Toyota appears to have delivered on its CEO's promise, but the consequences of its actions during that period -- when it delayed recalls and seemed to hide evidence of safety problems -- have continued to dog the company. Last week, Toyota agreed to a record $1.2 billion settlement with the U.S. Justice Department in order to resolve a criminal probe into its actions.

That settlement agreement has acquired new relevance as rival General Motors (NYSE:GM) deals with a recall scandal of its own.

$1.2 billion is a huge, unprecedented fine for an automaker -- one that surely got GM's attention. But as Fool John Rosevear explains in this video, other aspects of the Toyota settlement should have GM CEO Mary Barra very concerned indeed.

A transcript of the video is below.

John Rosevear: Hey Fools, it's John Rosevear, senior auto analyst for Toyota said this past week that it would pay a record $1.2 billion dollars to resolve a U.S. government criminal probe into safety issues that arose in the wake of Toyota's recall scandal in 2009 and 2010.

The agreement between the Justice Department and Toyota includes an admission by Toyota that it misled American consumers about two separate safety issues related to what has been called "unintended acceleration," which is when your car takes off on you while you're driving and won't let you slow it down.

That $1.2 billion dollar settlement payment is only the most recent big hit for Toyota related to the recall scandal, they paid out over a billion dollars to settle a big class action lawsuit related to the defects a few years ago, and they've paid several other smaller settlements in other cases brought by various state attorney generals.

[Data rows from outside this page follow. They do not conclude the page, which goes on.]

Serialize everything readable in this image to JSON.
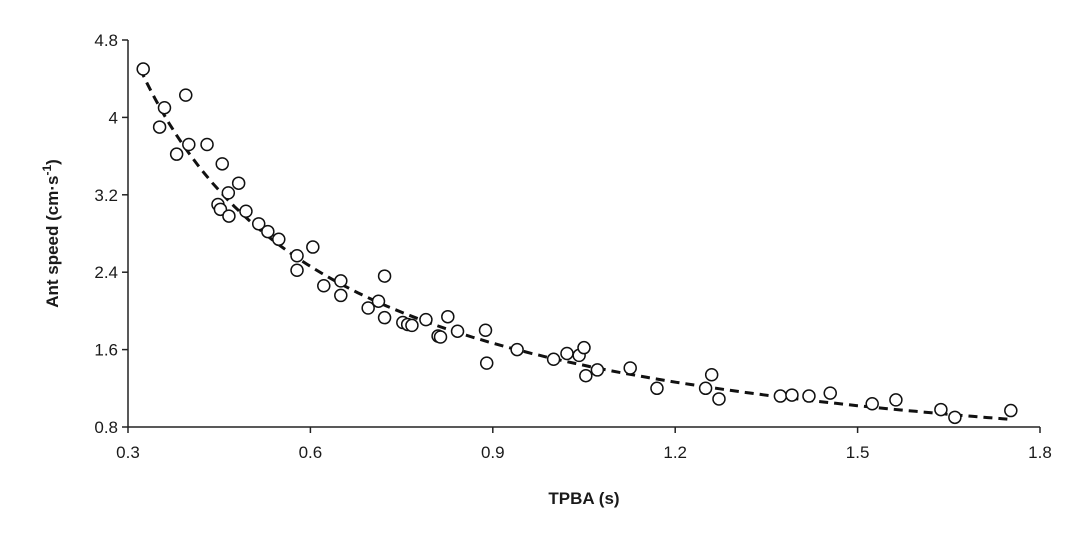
{
  "chart_data": {
    "type": "scatter",
    "xlabel": "TPBA (s)",
    "ylabel": {
      "main": "Ant speed (cm·s",
      "superscript": "-1",
      "close": ")"
    },
    "xlim": [
      0.3,
      1.8
    ],
    "ylim": [
      0.8,
      4.8
    ],
    "x_ticks": [
      "0.3",
      "0.6",
      "0.9",
      "1.2",
      "1.5",
      "1.8"
    ],
    "y_ticks": [
      "0.8",
      "1.6",
      "2.4",
      "3.2",
      "4",
      "4.8"
    ],
    "grid": false,
    "legend": "none",
    "marker": "open-circle",
    "fit_line": {
      "style": "dashed",
      "model": "power",
      "approx_points": [
        [
          0.32,
          4.5
        ],
        [
          0.5,
          2.95
        ],
        [
          0.8,
          1.86
        ],
        [
          1.2,
          1.25
        ],
        [
          1.75,
          0.88
        ]
      ]
    },
    "points": [
      [
        0.325,
        4.5
      ],
      [
        0.36,
        4.1
      ],
      [
        0.395,
        4.23
      ],
      [
        0.352,
        3.9
      ],
      [
        0.4,
        3.72
      ],
      [
        0.43,
        3.72
      ],
      [
        0.38,
        3.62
      ],
      [
        0.455,
        3.52
      ],
      [
        0.482,
        3.32
      ],
      [
        0.465,
        3.22
      ],
      [
        0.448,
        3.1
      ],
      [
        0.452,
        3.05
      ],
      [
        0.466,
        2.98
      ],
      [
        0.494,
        3.03
      ],
      [
        0.515,
        2.9
      ],
      [
        0.53,
        2.82
      ],
      [
        0.548,
        2.74
      ],
      [
        0.604,
        2.66
      ],
      [
        0.578,
        2.57
      ],
      [
        0.578,
        2.42
      ],
      [
        0.65,
        2.31
      ],
      [
        0.722,
        2.36
      ],
      [
        0.622,
        2.26
      ],
      [
        0.65,
        2.16
      ],
      [
        0.712,
        2.1
      ],
      [
        0.695,
        2.03
      ],
      [
        0.722,
        1.93
      ],
      [
        0.752,
        1.88
      ],
      [
        0.76,
        1.86
      ],
      [
        0.767,
        1.85
      ],
      [
        0.79,
        1.91
      ],
      [
        0.826,
        1.94
      ],
      [
        0.842,
        1.79
      ],
      [
        0.81,
        1.74
      ],
      [
        0.814,
        1.73
      ],
      [
        0.888,
        1.8
      ],
      [
        0.94,
        1.6
      ],
      [
        0.89,
        1.46
      ],
      [
        1.0,
        1.5
      ],
      [
        1.022,
        1.56
      ],
      [
        1.042,
        1.54
      ],
      [
        1.05,
        1.62
      ],
      [
        1.072,
        1.39
      ],
      [
        1.053,
        1.33
      ],
      [
        1.126,
        1.41
      ],
      [
        1.17,
        1.2
      ],
      [
        1.25,
        1.2
      ],
      [
        1.26,
        1.34
      ],
      [
        1.272,
        1.09
      ],
      [
        1.373,
        1.12
      ],
      [
        1.392,
        1.13
      ],
      [
        1.42,
        1.12
      ],
      [
        1.455,
        1.15
      ],
      [
        1.524,
        1.04
      ],
      [
        1.563,
        1.08
      ],
      [
        1.637,
        0.98
      ],
      [
        1.66,
        0.9
      ],
      [
        1.752,
        0.97
      ]
    ]
  }
}
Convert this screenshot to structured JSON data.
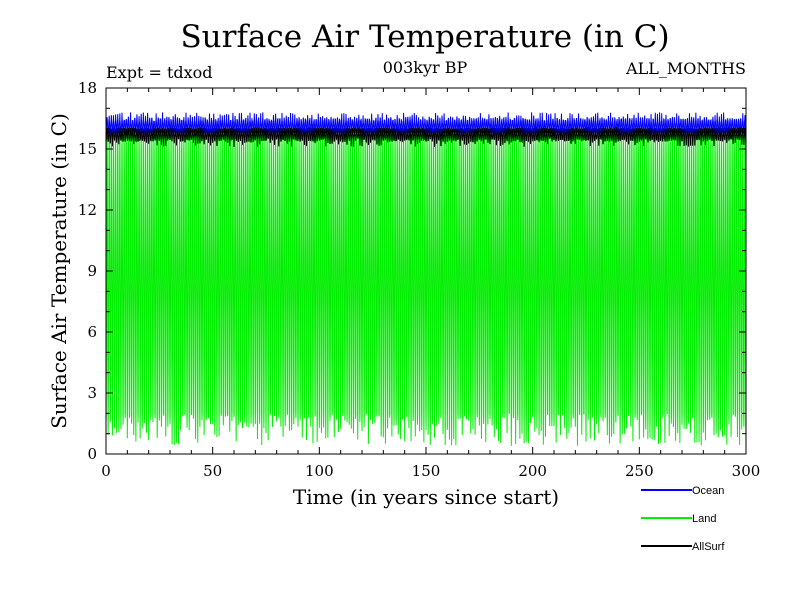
{
  "chart_data": {
    "type": "line",
    "title": "Surface Air Temperature (in C)",
    "subtitle": "003kyr BP",
    "left_label": "Expt = tdxod",
    "right_label": "ALL_MONTHS",
    "xlabel": "Time (in years since start)",
    "ylabel": "Surface Air Temperature (in C)",
    "xlim": [
      0,
      300
    ],
    "ylim": [
      0,
      18
    ],
    "xticks": [
      0,
      50,
      100,
      150,
      200,
      250,
      300
    ],
    "yticks": [
      0,
      3,
      6,
      9,
      12,
      15,
      18
    ],
    "grid": false,
    "legend_position": "bottom-right, below plot",
    "sampling": "monthly",
    "series": [
      {
        "name": "Ocean",
        "color": "#0000ff",
        "seasonal_min": 15.8,
        "seasonal_max": 16.5,
        "peak_range": [
          16.3,
          16.8
        ]
      },
      {
        "name": "Land",
        "color": "#00ee00",
        "seasonal_min": 1.0,
        "seasonal_max": 15.9,
        "trough_range": [
          0.4,
          2.0
        ]
      },
      {
        "name": "AllSurf",
        "color": "#000000",
        "seasonal_min": 15.4,
        "seasonal_max": 16.0,
        "trough_range": [
          15.1,
          15.7
        ]
      }
    ]
  }
}
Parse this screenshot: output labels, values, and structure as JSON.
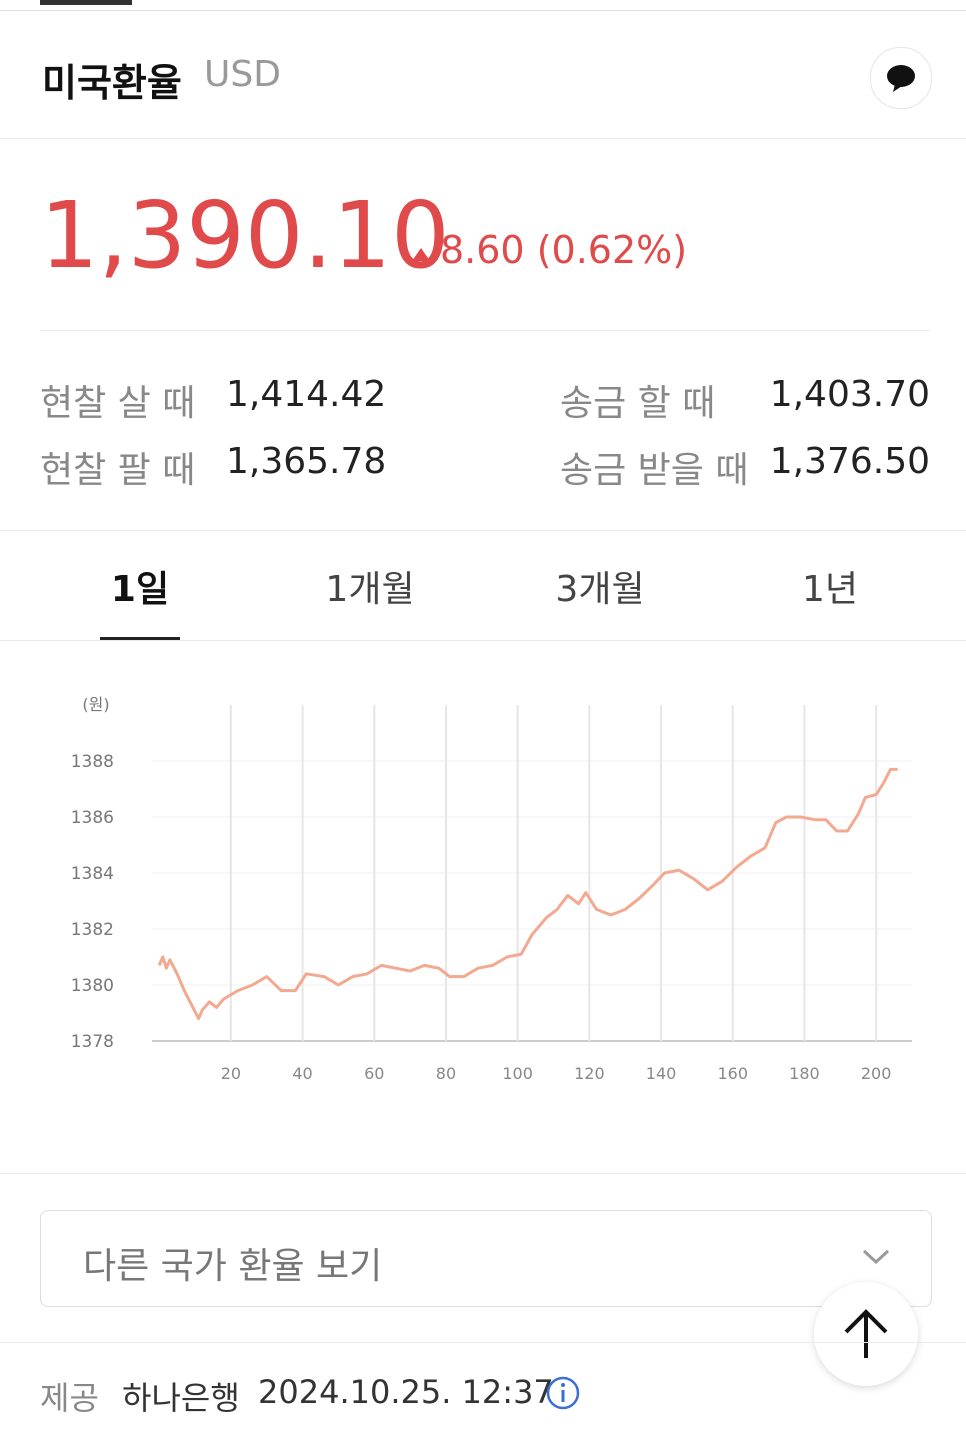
{
  "header": {
    "title": "미국환율",
    "code": "USD"
  },
  "price": {
    "value": "1,390.10",
    "change": "8.60 (0.62%)"
  },
  "rates": [
    {
      "label": "현찰 살 때",
      "value": "1,414.42"
    },
    {
      "label": "송금 할 때",
      "value": "1,403.70"
    },
    {
      "label": "현찰 팔 때",
      "value": "1,365.78"
    },
    {
      "label": "송금 받을 때",
      "value": "1,376.50"
    }
  ],
  "tabs": [
    "1일",
    "1개월",
    "3개월",
    "1년"
  ],
  "chart_data": {
    "type": "line",
    "y_label": "(원)",
    "x": [
      0,
      1,
      2,
      3,
      5,
      7,
      9,
      11,
      12,
      14,
      16,
      18,
      22,
      26,
      30,
      34,
      38,
      41,
      46,
      50,
      54,
      58,
      62,
      66,
      70,
      74,
      78,
      81,
      85,
      89,
      93,
      97,
      101,
      104,
      108,
      111,
      114,
      117,
      119,
      122,
      126,
      130,
      134,
      138,
      141,
      145,
      149,
      153,
      157,
      161,
      165,
      169,
      172,
      175,
      179,
      183,
      186,
      189,
      192,
      195,
      197,
      200,
      202,
      204,
      206
    ],
    "series": [
      {
        "color": "#f3a98f",
        "values": [
          1380.7,
          1381.0,
          1380.6,
          1380.9,
          1380.4,
          1379.8,
          1379.3,
          1378.8,
          1379.1,
          1379.4,
          1379.2,
          1379.5,
          1379.8,
          1380.0,
          1380.3,
          1379.8,
          1379.8,
          1380.4,
          1380.3,
          1380.0,
          1380.3,
          1380.4,
          1380.7,
          1380.6,
          1380.5,
          1380.7,
          1380.6,
          1380.3,
          1380.3,
          1380.6,
          1380.7,
          1381.0,
          1381.1,
          1381.8,
          1382.4,
          1382.7,
          1383.2,
          1382.9,
          1383.3,
          1382.7,
          1382.5,
          1382.7,
          1383.1,
          1383.6,
          1384.0,
          1384.1,
          1383.8,
          1383.4,
          1383.7,
          1384.2,
          1384.6,
          1384.9,
          1385.8,
          1386.0,
          1386.0,
          1385.9,
          1385.9,
          1385.5,
          1385.5,
          1386.1,
          1386.7,
          1386.8,
          1387.2,
          1387.7,
          1387.7
        ]
      }
    ],
    "xlim": [
      -2,
      210
    ],
    "xticks": [
      20,
      40,
      60,
      80,
      100,
      120,
      140,
      160,
      180,
      200
    ],
    "ylim": [
      1378,
      1390
    ],
    "yticks": [
      1378,
      1380,
      1382,
      1384,
      1386,
      1388
    ],
    "grid": true
  },
  "select": "다른 국가 환율 보기",
  "footer": {
    "label": "제공",
    "provider": "하나은행",
    "timestamp": "2024.10.25. 12:37"
  }
}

What's significant about this scandal is that if you'll recall, we covered it in great detail on at the time, Toyota started out trying to cover things up, saying that there weren't any problems, or that they were minor problems, or that driver errors were to blame for this series of very well publicized incidents in which runaway Toyota products got into some fairly scary accidents.

But then the company abruptly changed course. CEO Akio Toyoda came to the US and testified before a congressional committee and he repeatedly apologized, saying that Toyota didn't want to run away from its problems and that he was committed to restoring customers' trust in Toyota. It was a strong act of leadership that arguably came a bit late, but Toyota has been working hard to really be proactive on safety stuff since, and I think they've largely recovered from the scandal, and they're clearly hoping that this settlement with the Justice Department will kind of close the book.

But of course, it comes at an interesting time, just as General Motors is facing a big recall scandal of its own, a case where GM may have known about a defect for years and is only now addressing it. U.S. Attorney General Eric Holder had some rather pointed remarks when he talked about the the Toyota settlement on Wednesday.

He didn't mention GM by name, but he did say, and I quote, "Other car companies should not repeat Toyota's mistake. A recall may damage a company's reputation, but deceiving your customers makes that damage far more lasting." And if you have been wondering why GM seems to be rushing to get everything it can into the public eye on this recall stuff, that's why GM CEO Mary Barra is making an effort to show that GM has learned from Toyota's experience. Thanks for watching.